No petróleo, a Administração começou por se tornar polémica com a reversão da suspensão dos projectos petrolíferos Keystone XL e Dakota Access. Os locais onde estes pipelines iam ser construídos foram palco de protestos. A resposta política, pela voz de Sean Spicer, então porta-voz da Casa Branca: “A Administração apoia projectos energéticos como os pipelines Dakota e Keystone, que criam empregos, promovem crescimento económico e permitem explorar as fontes de energia norte-americanas.”

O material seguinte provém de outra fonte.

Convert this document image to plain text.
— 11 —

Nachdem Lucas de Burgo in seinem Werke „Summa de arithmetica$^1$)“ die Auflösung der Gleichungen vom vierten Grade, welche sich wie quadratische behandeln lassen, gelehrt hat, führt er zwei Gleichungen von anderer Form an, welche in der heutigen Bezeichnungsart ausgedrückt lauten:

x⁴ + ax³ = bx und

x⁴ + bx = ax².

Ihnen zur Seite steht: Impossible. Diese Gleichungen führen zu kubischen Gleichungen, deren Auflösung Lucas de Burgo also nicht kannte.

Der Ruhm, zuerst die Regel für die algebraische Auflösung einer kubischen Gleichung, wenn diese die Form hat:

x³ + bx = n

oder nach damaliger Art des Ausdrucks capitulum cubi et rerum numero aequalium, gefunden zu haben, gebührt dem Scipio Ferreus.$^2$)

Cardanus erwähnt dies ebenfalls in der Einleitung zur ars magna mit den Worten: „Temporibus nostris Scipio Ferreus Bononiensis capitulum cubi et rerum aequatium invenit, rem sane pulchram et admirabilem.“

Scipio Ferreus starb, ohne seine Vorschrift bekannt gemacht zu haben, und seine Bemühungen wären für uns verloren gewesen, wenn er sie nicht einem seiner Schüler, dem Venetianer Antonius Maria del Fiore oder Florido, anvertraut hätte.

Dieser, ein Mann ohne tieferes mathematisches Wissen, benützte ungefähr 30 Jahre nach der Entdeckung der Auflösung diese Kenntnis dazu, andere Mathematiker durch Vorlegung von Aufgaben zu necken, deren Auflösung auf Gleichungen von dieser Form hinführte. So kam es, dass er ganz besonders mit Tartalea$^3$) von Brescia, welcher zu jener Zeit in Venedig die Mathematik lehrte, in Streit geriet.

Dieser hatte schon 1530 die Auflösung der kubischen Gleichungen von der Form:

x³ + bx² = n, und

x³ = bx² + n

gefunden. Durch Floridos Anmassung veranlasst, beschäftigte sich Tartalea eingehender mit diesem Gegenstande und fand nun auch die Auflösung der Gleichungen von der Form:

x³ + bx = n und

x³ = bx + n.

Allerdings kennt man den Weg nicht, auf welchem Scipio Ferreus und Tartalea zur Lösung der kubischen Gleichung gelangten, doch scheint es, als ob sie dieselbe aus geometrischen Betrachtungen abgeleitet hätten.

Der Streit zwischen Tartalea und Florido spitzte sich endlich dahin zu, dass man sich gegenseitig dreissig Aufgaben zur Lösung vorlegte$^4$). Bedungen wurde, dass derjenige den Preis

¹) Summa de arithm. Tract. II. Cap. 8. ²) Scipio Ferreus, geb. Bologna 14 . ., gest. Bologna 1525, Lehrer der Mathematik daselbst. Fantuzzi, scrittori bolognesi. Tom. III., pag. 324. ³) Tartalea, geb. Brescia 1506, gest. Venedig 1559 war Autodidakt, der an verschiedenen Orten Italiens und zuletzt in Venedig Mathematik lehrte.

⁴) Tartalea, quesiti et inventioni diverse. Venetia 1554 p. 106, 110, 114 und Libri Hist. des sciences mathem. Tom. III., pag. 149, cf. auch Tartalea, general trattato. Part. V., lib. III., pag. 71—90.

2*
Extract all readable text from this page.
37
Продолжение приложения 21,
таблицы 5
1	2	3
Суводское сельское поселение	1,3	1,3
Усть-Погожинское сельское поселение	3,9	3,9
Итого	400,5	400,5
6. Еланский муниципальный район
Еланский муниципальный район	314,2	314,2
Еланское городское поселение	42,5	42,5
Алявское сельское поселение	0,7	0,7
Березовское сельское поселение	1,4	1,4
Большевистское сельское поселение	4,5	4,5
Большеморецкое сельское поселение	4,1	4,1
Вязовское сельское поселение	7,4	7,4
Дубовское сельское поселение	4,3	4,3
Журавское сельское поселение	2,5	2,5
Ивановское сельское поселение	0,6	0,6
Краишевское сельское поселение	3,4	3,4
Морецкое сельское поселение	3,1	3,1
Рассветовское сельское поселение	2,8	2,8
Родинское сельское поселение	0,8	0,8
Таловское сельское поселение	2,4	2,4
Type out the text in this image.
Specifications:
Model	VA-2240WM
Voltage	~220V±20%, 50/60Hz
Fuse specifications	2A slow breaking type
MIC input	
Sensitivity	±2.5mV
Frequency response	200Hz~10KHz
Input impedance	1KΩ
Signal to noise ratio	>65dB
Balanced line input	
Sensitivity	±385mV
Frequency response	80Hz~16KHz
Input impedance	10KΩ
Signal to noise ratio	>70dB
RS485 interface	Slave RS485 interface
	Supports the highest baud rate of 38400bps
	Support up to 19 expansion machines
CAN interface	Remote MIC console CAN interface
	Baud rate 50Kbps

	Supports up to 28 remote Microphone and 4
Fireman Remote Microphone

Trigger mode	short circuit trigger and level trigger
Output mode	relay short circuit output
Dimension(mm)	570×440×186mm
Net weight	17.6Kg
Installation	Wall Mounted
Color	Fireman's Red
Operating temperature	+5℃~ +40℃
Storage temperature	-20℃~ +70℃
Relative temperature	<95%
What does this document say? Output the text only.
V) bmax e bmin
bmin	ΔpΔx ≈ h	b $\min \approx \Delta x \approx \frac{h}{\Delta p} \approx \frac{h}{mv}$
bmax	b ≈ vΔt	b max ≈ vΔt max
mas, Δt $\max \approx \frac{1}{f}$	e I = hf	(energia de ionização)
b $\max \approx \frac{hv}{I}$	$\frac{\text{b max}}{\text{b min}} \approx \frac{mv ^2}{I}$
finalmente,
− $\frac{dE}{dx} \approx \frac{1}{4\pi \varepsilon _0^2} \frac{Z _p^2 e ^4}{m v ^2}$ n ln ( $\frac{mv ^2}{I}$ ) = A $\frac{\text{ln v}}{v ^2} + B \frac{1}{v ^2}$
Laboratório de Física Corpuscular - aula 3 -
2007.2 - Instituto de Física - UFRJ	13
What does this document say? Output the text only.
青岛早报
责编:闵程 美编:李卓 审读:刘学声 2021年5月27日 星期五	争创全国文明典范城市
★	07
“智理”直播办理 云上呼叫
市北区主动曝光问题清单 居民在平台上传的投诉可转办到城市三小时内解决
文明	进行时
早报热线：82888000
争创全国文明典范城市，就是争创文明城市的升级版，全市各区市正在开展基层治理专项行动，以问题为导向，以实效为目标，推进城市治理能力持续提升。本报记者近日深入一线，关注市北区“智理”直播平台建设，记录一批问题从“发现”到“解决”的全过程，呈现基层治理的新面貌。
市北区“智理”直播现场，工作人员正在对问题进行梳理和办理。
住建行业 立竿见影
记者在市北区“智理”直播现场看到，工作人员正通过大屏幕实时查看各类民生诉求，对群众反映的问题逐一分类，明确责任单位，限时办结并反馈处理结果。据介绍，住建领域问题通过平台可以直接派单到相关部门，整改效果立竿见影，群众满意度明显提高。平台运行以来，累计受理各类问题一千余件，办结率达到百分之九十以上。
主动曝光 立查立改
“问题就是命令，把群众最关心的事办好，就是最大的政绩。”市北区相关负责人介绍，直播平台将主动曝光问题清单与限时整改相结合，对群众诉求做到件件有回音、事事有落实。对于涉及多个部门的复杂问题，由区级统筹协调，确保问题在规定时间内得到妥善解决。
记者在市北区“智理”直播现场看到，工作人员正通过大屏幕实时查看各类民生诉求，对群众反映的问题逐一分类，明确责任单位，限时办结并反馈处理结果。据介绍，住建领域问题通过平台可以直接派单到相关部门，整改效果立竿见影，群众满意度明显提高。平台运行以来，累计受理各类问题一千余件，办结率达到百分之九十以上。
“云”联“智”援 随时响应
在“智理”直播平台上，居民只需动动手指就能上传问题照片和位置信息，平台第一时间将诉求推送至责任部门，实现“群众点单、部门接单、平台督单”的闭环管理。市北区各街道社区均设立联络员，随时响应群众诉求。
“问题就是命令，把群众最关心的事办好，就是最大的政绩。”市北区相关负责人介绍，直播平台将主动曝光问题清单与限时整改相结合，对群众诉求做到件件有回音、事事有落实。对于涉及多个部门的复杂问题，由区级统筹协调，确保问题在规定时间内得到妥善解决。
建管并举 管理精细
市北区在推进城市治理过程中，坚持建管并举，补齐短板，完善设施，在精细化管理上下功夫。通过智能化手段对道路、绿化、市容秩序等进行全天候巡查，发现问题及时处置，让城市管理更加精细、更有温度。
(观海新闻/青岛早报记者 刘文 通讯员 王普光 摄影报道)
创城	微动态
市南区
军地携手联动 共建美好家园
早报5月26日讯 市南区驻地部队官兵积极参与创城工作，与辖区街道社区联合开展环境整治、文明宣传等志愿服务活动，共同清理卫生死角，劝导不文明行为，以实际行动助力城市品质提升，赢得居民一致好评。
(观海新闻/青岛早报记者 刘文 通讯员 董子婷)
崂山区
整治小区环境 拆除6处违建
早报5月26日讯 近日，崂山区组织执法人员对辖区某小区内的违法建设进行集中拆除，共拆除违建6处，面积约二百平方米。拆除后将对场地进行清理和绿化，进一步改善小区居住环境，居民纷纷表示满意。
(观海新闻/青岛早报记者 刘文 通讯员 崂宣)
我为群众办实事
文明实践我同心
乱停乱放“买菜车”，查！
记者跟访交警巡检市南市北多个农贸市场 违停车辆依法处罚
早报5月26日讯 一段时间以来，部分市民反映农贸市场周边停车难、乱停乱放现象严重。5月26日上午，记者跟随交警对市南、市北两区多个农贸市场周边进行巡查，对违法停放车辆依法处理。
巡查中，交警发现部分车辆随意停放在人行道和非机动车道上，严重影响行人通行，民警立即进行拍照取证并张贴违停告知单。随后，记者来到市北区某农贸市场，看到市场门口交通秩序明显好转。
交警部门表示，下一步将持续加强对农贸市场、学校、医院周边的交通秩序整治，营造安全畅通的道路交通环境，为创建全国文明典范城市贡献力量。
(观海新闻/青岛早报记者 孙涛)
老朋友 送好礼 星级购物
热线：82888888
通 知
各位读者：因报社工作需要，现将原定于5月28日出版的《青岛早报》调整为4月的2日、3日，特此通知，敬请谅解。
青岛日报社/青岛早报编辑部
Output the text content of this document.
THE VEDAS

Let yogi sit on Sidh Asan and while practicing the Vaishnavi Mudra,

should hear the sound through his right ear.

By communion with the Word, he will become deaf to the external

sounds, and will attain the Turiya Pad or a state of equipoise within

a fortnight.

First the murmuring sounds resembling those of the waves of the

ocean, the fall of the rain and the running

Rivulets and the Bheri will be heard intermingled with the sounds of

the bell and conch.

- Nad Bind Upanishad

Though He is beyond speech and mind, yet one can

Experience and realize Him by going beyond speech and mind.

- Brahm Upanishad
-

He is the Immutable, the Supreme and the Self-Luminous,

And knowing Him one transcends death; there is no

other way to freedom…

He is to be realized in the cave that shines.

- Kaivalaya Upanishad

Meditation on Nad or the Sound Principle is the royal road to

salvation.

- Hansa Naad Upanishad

A perspectiva do jornalista Robinson Meyer é precisamente essa: “A Administração vai continuar a expandir a produção de gás e petróleo nos EUA, enquanto reduz a regulação ambiental.” No futuro, o olhar centra-se no acordo com o Irão, nas restrições à entrada de estrangeiros ou nas medidas que estão por revogar – e a ciência como dano colateral.
A gestão das terras tem sido marcada pela redução de áreas protegidas – a maior da história dos EUA – e pela abertura dos oceanos à exploração de gás e petróleo, com a justificação de Ryan Zinke para tornar mais de 90% da plataforma continental disponível para a indústria: “Queremos fazer crescer a nossa indústria energética nacional.”
Mesmo no espaço – onde Fiolhais esperava uma maior aposta –, o balanço é tímido. “A NASA não tem tido objectivos nem meios. Obama deixou alguns projectos nada ambiciosos, e agora o Trump voltou com a ideia, que não é nova, de ir à Lua”, diz o físico e divulgador de ciência português, que aproveita para apontar críticas a mais uma nomeação polémica: o primeiro político, ou o primeiro não cientista, a ser administrador da NASA – Sam Clovis.
Carlos Fiolhais tem um entendimento alargado da política de Trump. “A ciência representa a livre iniciativa de pensar o mundo e é isso que nos tem proporcionado desenvolvimento. Trump baseia-se na ideia de desenvolvimento dos anos 50 ou 60, da big industry”, diz, definindo o momento como um “divórcio” entre a ciência e a Casa Branca.